This was supposed to be already settled with the “war in the woods” at Clayoquot Sound back in the 1990s but greed never rests. The czars of forestry want to cut down the last of the virgin rain forests on Vancouver Island. It must be their ambition to destroy every remnant of that ecosystem left in the world. An ecosystem packed with ancient knowledge and teachings that have nurtured life over the centuries. An ecosystem that naturally cooperates with the other ecosystems of Earth. One of the miracles of Creation and once it’s gone its not going to come back.
For those of us that understand and care ecosystems are very important because they are the foundations of life.

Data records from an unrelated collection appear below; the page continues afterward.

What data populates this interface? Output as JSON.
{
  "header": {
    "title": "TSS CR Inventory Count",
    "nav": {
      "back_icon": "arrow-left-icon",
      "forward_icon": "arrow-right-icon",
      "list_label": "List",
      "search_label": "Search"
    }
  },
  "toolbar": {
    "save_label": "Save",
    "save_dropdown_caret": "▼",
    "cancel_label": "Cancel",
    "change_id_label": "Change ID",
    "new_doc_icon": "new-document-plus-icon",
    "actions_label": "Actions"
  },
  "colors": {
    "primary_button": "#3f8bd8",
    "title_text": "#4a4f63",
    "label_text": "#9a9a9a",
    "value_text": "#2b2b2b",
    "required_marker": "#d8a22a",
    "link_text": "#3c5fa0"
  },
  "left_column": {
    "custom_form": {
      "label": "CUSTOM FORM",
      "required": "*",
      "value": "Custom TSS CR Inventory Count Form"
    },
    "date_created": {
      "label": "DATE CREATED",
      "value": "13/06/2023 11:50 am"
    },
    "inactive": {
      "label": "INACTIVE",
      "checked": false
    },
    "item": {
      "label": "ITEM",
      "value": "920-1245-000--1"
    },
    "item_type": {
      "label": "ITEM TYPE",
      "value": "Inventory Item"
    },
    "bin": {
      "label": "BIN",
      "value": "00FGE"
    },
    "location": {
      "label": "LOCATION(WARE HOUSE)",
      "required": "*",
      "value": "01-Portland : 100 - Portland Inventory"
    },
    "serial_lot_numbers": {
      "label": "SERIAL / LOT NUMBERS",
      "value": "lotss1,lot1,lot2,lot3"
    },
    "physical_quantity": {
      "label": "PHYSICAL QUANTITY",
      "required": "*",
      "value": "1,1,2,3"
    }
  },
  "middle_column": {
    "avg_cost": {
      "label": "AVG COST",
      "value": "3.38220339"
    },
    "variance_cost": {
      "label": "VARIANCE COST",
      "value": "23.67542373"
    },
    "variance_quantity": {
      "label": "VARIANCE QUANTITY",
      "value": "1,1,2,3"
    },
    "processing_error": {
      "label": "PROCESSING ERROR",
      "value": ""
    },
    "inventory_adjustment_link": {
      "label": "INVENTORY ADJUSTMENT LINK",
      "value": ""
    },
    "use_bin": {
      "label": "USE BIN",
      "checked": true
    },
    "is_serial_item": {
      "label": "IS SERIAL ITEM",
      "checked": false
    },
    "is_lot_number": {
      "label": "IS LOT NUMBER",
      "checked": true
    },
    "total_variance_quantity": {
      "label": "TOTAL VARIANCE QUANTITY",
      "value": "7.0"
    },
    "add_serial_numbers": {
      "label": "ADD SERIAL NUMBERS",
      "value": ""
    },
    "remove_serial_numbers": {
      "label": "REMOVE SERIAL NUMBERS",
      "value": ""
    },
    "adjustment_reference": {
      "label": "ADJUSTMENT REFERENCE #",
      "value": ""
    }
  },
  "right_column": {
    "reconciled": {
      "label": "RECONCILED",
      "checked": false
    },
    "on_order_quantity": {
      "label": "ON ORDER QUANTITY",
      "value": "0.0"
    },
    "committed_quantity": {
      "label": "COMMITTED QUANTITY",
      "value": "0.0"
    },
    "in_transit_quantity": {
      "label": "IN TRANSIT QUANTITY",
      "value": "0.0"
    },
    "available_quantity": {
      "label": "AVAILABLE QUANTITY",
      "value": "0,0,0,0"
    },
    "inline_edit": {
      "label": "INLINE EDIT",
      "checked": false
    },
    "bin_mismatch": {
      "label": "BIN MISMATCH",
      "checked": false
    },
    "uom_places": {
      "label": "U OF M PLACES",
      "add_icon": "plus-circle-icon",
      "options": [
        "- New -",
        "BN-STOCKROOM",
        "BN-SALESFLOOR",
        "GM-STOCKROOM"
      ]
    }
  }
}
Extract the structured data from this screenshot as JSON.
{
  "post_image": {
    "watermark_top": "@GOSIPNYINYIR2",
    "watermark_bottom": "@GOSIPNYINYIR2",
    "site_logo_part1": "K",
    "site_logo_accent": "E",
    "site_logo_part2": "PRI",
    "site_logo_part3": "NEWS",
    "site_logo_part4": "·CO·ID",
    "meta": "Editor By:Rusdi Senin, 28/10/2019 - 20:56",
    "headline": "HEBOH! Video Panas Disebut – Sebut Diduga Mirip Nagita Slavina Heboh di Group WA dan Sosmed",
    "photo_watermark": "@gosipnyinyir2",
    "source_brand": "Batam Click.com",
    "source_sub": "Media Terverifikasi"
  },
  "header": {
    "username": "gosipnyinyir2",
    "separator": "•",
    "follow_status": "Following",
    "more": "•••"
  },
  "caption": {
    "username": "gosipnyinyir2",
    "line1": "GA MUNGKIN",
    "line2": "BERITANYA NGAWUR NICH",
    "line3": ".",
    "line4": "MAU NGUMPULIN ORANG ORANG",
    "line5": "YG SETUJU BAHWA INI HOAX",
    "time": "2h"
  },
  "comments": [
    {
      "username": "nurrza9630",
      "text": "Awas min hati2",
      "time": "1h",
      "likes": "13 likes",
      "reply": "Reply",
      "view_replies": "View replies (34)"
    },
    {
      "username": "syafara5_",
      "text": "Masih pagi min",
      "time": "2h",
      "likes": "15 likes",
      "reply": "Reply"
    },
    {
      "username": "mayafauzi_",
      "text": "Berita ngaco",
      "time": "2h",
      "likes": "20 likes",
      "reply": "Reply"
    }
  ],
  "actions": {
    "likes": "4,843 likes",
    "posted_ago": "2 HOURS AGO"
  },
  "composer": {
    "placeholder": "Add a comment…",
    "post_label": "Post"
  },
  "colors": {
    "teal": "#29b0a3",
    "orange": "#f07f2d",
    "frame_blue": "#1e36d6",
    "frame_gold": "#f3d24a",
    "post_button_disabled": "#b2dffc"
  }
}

Some of the lumber czars understand, but they don’t care. Another yacht, another mansion, conquest over nature in general has more exotic allure than life on Earth. We can’t expect the czars of industry or their political lackeys to want to understand or care. Those practicalities would cut into the rewards of their devastation.
The work boot guys on the front lines, in the media clips, with the chain saws, that labor for the czars are disposable. After the last thousand-year-old cedar falls the boys get their pink slips. Those people have as much value to the lumber czars as the ancient cedar. Once the clear cut is finished, there is no monitory value left. Scrap the chainsaws, scrap the operators, scrap the ecosystem. The czars promise no dignity or sustained employment.
Ecosystems such as the forests can offer sustained employment for ever if properly managed.
Any guy with a wood lot and a small mill can tell you that. At one time those little guys predominated providing quality, affordable products, building Canada until the czars and their political lackies breathed death by greed into the industry and the ecosystem by capturing and grossly mismanaging the renewable forestry resources. Mismanagement just like what caused the collapse of the cod stocks in the Grand Banks. Greed, selfishness, conquest, blind capitalist mentality brings reproductive ecosystems to their knees.
Many of us allow this to happen simply because of our inactivity to stop it.
Only informed, caring, humans coming together in mutual cooperation can stop this stupidity but that means we have to step up and fight for life on and of the Earth.
Ecosystems may not be that familiar or glamorous to most lost in an unnatural concrete jungle of urban consumerism with all its propaganda and technical glitter.
Ecosystems don’t offer themselves with window dressing other than the soothing, motherly, embrace of nature. Ecosystems express themselves in more ancient, natural, subtilties. Like creating and offering the necessities for life on Earth.